Geography of Wiikwemkoong First Nation, Ontario

Wiikwemkoong occupies a large peninsula on the eastern end of Manitoulin Island, connected to the rest of the island by an isthmus separating South Bay from Manitowaning Bay. The reserve's primary access is via Wiikwemkoong Way, which continues off the reserve as Cardwell Street and connects to Highway 6 at Manitowaning. The reserve has a land area of 412.97 km2 (159 sq mi) and is the fifth-largest Indian reserve in Canada by area. It is bordered on its west by Assiginack township, by which the peninsula is connected to the rest of Manitoulin Island. The Point Grondine Park, located on the mainland near Killarney, also belongs to the Wiikwemkoong band.

History of Wiikwemkoong First Nation, Ontario

From 1836 to 1862, a considerable portion of Manitoulin Island was set aside as the "Manitoulin Island Indian Reserve" under the Bond Head Treaty. In 1850, William B. Robinson proposed that First Nations reserves be created on the Crown Land acquired through treaties. These Reserves were intended to be the answer to what the immigrant settlers needed for land settlement. First Nation peoples would be set apart on reserves from the new settlers. In 1862, most of the islands were again ceded to the government of Canada under the MacDougall Treaty for new settlement by non-natives. However, two bands which occupied the land that now comprises Wiikwemkoong claimed that the bands that signed the Treaty did not represent them, and thus continued to exist as a remnant of the Manitoulin Island Indian Reserve.
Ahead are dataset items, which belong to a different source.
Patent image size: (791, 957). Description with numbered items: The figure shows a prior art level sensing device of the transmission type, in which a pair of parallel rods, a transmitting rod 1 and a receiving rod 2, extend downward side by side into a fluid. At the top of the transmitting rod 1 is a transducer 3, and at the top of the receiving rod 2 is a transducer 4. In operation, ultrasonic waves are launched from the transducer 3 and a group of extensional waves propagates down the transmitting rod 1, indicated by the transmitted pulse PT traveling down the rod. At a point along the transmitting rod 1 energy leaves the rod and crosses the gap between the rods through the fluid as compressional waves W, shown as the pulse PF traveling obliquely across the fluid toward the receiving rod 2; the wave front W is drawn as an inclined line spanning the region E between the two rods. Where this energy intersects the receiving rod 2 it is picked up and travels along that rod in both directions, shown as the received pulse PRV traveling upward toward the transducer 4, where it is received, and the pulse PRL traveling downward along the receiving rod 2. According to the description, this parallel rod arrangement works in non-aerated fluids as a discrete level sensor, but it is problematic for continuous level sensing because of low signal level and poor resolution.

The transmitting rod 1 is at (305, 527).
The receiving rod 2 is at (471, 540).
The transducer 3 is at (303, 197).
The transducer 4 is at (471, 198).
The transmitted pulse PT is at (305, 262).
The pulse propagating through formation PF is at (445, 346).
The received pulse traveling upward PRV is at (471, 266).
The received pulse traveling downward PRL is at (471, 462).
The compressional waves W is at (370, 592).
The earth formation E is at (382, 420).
Communities in Wiikwemkoong First Nation, Ontario

In addition to the primary settlement at Wiikwemkoong, smaller settlements on the reserve include Buzwah, Kaboni, Murray Hill, South Bay, Two O'Clock, Wabozominissing and Wikwemikonsing. The reserve is served by five churches and two elementary schools, Wasse Abin Junior School and Wasse Abin Pontiac School, and Wasse Abin High School. Two health clinics, Nadmadwin Mental Health Clinic and Wiikwemkoong Health Centre, provide basic services.

Transportation in Wiikwemkoong First Nation, Ontario

Wiikwemkoong Way is the key route in the communities and connects with Ontario Highway 6. The closest airport is Manitowaning/Manitoulin East Municipal Airport in Manitowaning, Ontario. Ontario Northland operates a twice daily bus that connects to other places on Manitouland Island as well as the nearest major city, Sudbury, Ontario.

Culture of Wiikwemkoong First Nation, Ontario

The reserve is home to the Wiikwemkoong Cultural Festival (Wiikwemkoong Pow-Wow) which is held annually every Civic Holiday weekend (first weekend in August). This annual event is touted as the largest and oldest pow-wow in Eastern Canada. Wiikwemkoong is also home to a professional theatre company, De-ba-jeh-mu-jig Theatre Group, which stages and produces plays about First Nations life and culture, within the missions ruins next to Holy Cross Church.